Jordina, minha mãe
Me contaram que cheguei berrando, feito um cabrito desmamado. E, o que era eu, naquele 30 de abril de 1943, senão um cabrito (ou um menino) desmamado?
Era, me disseram um dia, um fim de tarde e nos secos galhos do ipê, um vem-vem anunciava com seu cântico mavioso, a min há chegada.
No horizonte avermelhado que começava a ficar cinzento, o sol terminava o seu recolhimento cedendo espaço à lugubridade. O catre materno pouco iluminado tinha o perfume apenas do pavio de algodão da lamparina, que, seco pela falta de querosene, começava soltar o cheiro característico de queimado. A escuridão era quase total.
O pai ausente, trabalhava para trazer e repartir o pão. Raimunda gritava aos quatro ventos para João Buretama, o avô:
– É um menino, João!
Uma tesoura quase enferrujada (fervida desde cedo) cortou o cordão. Sobre um jirau arrumado no catre, pousava uma bacia d´água fervida para o primeiro banho. Ainda envolto numa toalha branca, a oferta do primeiro seio para a primeira mamada.
Lembro bem que, tão logo aprendi andar com minhas próprias pernas e forças, primeiro me dirigi para o chiqueiro das cabras.

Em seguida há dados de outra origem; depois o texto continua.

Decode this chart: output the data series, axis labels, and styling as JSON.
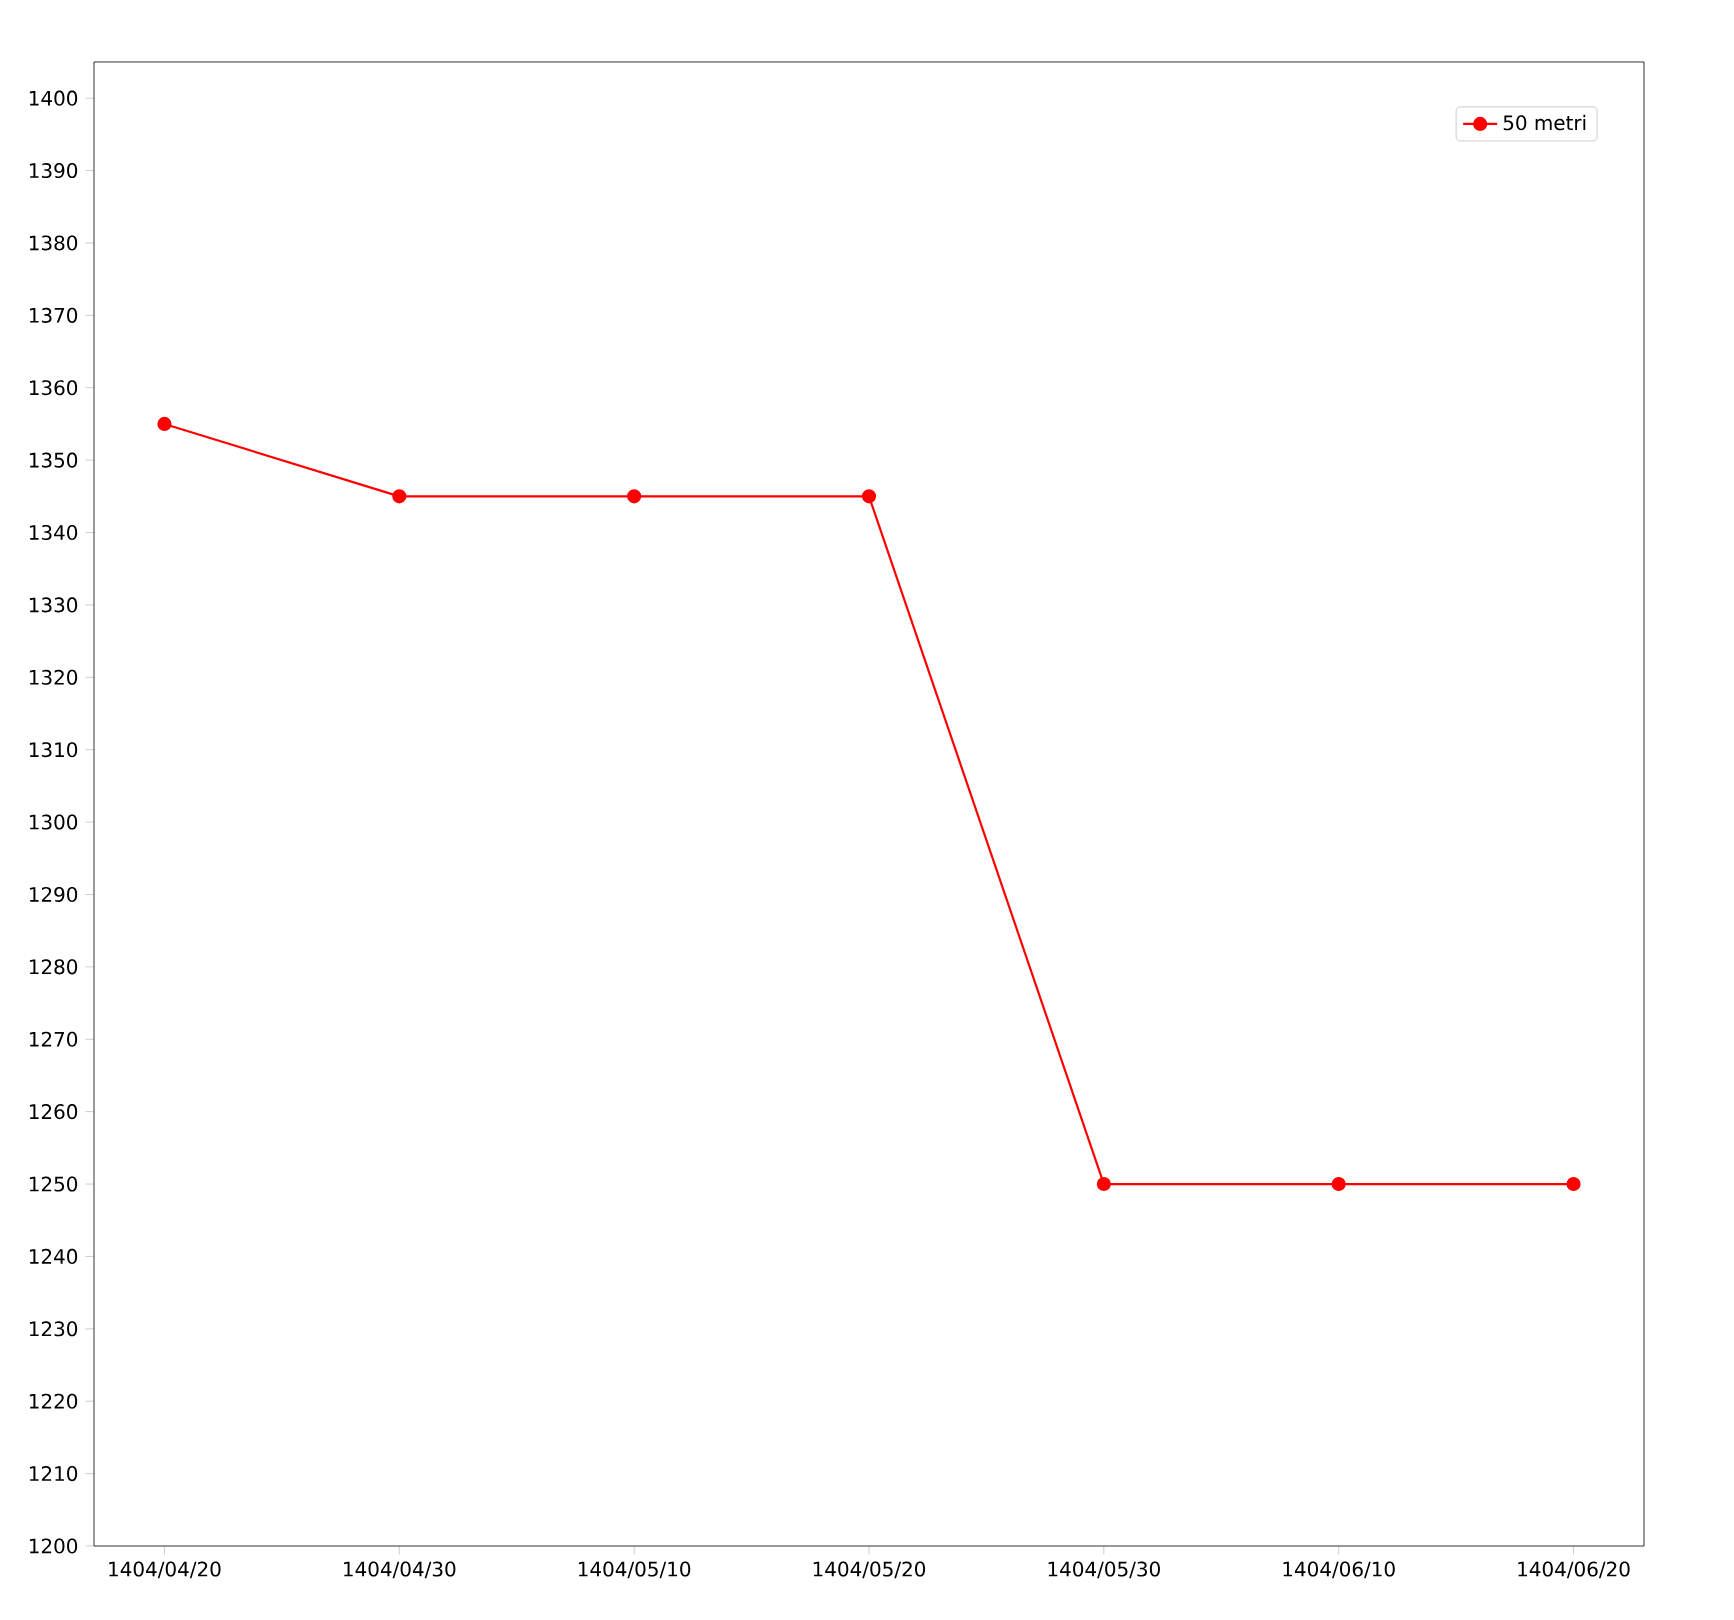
{
  "chart_data": {
    "type": "line",
    "categories": [
      "1404/04/20",
      "1404/04/30",
      "1404/05/10",
      "1404/05/20",
      "1404/05/30",
      "1404/06/10",
      "1404/06/20"
    ],
    "series": [
      {
        "name": "50 metri",
        "color": "#ff0000",
        "values": [
          1355,
          1345,
          1345,
          1345,
          1250,
          1250,
          1250
        ]
      }
    ],
    "ylim": [
      1200,
      1405
    ],
    "yticks": [
      1200,
      1210,
      1220,
      1230,
      1240,
      1250,
      1260,
      1270,
      1280,
      1290,
      1300,
      1310,
      1320,
      1330,
      1340,
      1350,
      1360,
      1370,
      1380,
      1390,
      1400
    ],
    "legend": "top right",
    "marker": "circle",
    "line_style": "solid",
    "grid": false
  }
}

Lá enchi a barriga de leite – muito diferente do leite materno, mas um dos responsáveis por eu ter chegado aonde cheguei.
A escola, sempre muito cobrado; cinco anos de Primário (incluindo o Exame de Admissão); quatro anos de Ginasial e mais três de Científico. Dois vestibulares ao mesmo tempo para universidades públicas, e, duas aprovações. Ninguém era aprovado com nota inferior a 5 em qualquer matéria.

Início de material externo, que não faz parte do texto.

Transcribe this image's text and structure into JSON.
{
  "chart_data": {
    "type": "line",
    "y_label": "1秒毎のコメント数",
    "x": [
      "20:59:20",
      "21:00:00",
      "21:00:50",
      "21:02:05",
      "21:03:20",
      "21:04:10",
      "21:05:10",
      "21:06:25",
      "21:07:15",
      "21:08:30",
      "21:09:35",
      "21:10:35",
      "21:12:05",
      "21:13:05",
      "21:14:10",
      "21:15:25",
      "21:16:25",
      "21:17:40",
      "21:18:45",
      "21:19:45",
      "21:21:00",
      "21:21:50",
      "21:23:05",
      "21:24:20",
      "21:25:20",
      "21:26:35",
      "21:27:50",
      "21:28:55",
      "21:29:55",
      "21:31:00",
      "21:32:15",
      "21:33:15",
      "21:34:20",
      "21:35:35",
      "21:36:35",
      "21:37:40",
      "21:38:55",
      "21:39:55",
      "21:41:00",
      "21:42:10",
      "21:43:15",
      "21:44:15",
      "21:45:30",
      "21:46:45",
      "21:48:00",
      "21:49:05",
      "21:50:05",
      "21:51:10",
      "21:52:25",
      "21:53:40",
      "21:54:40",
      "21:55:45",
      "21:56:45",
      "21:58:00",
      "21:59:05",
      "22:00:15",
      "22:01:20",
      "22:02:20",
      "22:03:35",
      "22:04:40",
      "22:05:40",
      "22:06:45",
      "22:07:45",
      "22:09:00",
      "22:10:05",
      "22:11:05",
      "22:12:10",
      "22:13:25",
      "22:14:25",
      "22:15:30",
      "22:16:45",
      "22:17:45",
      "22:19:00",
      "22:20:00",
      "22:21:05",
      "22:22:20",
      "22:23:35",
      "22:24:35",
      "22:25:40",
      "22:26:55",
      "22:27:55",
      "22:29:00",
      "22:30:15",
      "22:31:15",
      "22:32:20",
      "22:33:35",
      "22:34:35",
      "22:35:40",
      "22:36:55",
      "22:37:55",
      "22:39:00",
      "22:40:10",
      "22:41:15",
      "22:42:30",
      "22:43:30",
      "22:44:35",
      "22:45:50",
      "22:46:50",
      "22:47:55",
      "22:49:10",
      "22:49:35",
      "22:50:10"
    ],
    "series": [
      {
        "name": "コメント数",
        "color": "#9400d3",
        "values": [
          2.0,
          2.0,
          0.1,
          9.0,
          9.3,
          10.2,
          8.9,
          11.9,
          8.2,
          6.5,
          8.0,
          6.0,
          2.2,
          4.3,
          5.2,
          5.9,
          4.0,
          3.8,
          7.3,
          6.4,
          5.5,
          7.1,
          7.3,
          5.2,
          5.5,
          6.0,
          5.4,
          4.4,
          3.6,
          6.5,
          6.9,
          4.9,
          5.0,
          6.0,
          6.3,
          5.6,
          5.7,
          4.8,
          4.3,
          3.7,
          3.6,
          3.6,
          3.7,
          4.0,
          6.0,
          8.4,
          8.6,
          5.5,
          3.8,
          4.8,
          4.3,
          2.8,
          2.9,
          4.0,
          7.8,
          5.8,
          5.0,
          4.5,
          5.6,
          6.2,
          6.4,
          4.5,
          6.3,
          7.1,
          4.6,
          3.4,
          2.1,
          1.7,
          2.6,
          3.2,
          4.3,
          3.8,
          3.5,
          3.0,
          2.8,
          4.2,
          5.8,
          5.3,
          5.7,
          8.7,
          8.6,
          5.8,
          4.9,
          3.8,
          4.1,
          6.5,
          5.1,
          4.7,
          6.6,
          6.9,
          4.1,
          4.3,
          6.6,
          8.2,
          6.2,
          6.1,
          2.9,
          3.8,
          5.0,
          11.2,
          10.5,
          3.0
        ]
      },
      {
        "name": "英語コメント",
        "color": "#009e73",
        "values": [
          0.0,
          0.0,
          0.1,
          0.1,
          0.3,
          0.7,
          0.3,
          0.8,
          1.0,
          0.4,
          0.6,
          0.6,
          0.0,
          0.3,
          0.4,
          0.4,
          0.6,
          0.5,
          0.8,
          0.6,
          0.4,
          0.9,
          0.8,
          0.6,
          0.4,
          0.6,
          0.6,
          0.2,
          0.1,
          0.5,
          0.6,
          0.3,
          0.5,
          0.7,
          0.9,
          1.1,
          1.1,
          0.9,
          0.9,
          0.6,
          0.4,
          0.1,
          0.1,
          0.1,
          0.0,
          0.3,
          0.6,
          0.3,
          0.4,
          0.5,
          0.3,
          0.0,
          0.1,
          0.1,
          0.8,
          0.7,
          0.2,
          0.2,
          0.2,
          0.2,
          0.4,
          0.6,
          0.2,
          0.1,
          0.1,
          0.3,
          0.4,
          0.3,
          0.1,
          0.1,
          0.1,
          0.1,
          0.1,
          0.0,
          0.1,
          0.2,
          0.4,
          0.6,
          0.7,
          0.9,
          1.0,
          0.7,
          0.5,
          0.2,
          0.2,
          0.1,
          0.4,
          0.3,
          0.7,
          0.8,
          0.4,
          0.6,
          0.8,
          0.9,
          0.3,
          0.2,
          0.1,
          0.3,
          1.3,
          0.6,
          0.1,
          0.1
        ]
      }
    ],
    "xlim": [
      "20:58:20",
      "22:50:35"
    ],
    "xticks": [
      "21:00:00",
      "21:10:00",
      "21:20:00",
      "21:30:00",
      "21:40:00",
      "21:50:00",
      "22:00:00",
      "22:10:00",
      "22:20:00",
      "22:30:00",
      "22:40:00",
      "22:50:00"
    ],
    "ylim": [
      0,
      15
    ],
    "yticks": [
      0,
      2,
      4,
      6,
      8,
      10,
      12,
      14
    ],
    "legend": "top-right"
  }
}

O serviço à Pátria; as namoradas; o primeiro emprego na The Western Telegraph Co. Ltd.; a entrega à política ideológica dos anos 60; o sindicalista; o Árbitro de Futebol Profissional; a mudança para o Rio de Janeiro.

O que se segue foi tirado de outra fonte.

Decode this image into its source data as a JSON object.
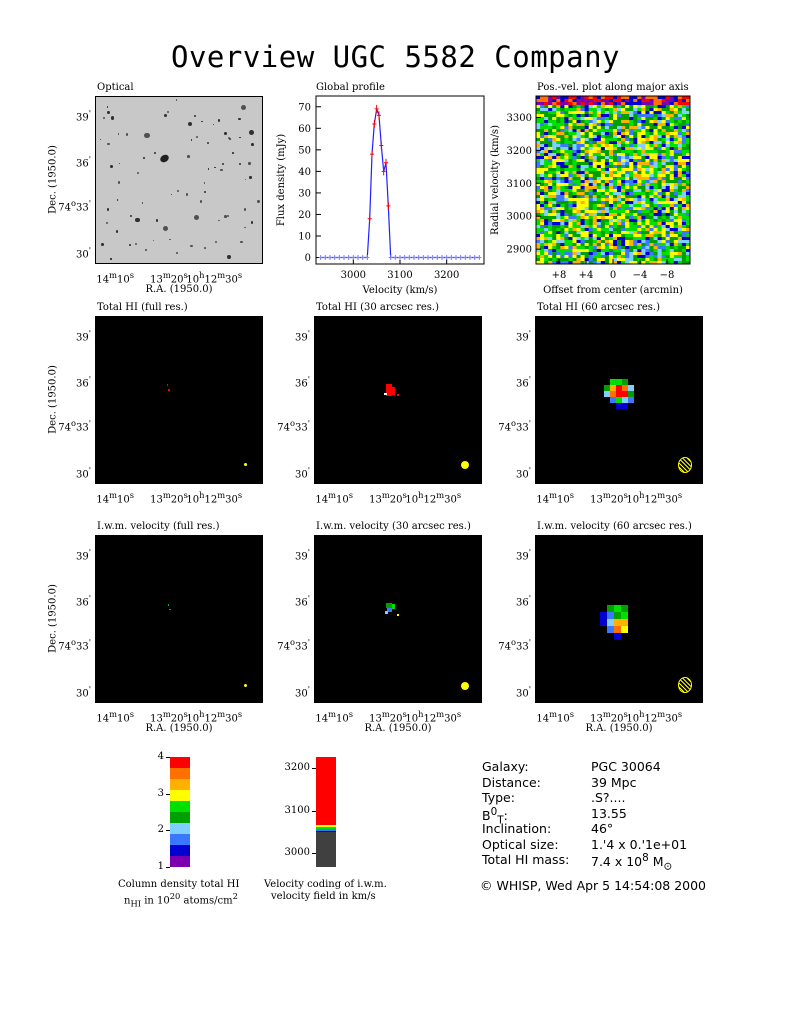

O emprego inicial e o enfrentar a vida desconhecida numa cidade famosa e exigente; mais três vestibulares e mais três aprovações; a escolha pela Comunicação Social (deixando de lado Direito e Economia) – Jornalismo.
As novas namoradas; o primeiro casamento e as duas primeiras filhas; a separação e o desquite; novas namoradas e o segundo casamento; mais três filhos. Uma nova vida, novos amigos, novos hábitos e novos objetivos.
Chego hoje aos 74 anos (30 de abril de 1943 – Queimadas, Pacajus/CE), lúcido, tr4ilhando o caminho que os pais ensinaram de forma tão forte a poder enfrentar confrontos com valores de outra época – sem titubear e sem ceder espaço para qualquer cosia que, um dia possa me envergonhar. Ou aos que convivem comigo.
Obrigado Mãe e Pai. Obrigado pelos castigos, pelos limites, pela direção correta apontada e pelas benditas surras que, se fossem hoje, alguns idiotas estariam lhes perturbando.
Eu faria e enfrentaria tudo de novo se possível e necessário fosse – mas tenho consciência que o dia da volta está chegando.
EM TEMPO: meu primeiro presente (recebido da minha também santa Avó), foi uma enxada. Com ela aprendi a valorizar a Terra e o que ela é capaz de fazer por nós (tudo); depois, ainda nos tempos escolares, madeira e serra tico-tico para fabricar meus próprios brinquedos.
Tenho consciência que esses tempos jamais voltarão. Um simples olhar paterno era mais constrangedor que uma surra ou uma semana de castigo. Hoje os filhos (com o reforço e apoio dos conselhos Tutelares), desobedecem os pais e por muito pouco não lhes impõem castigos.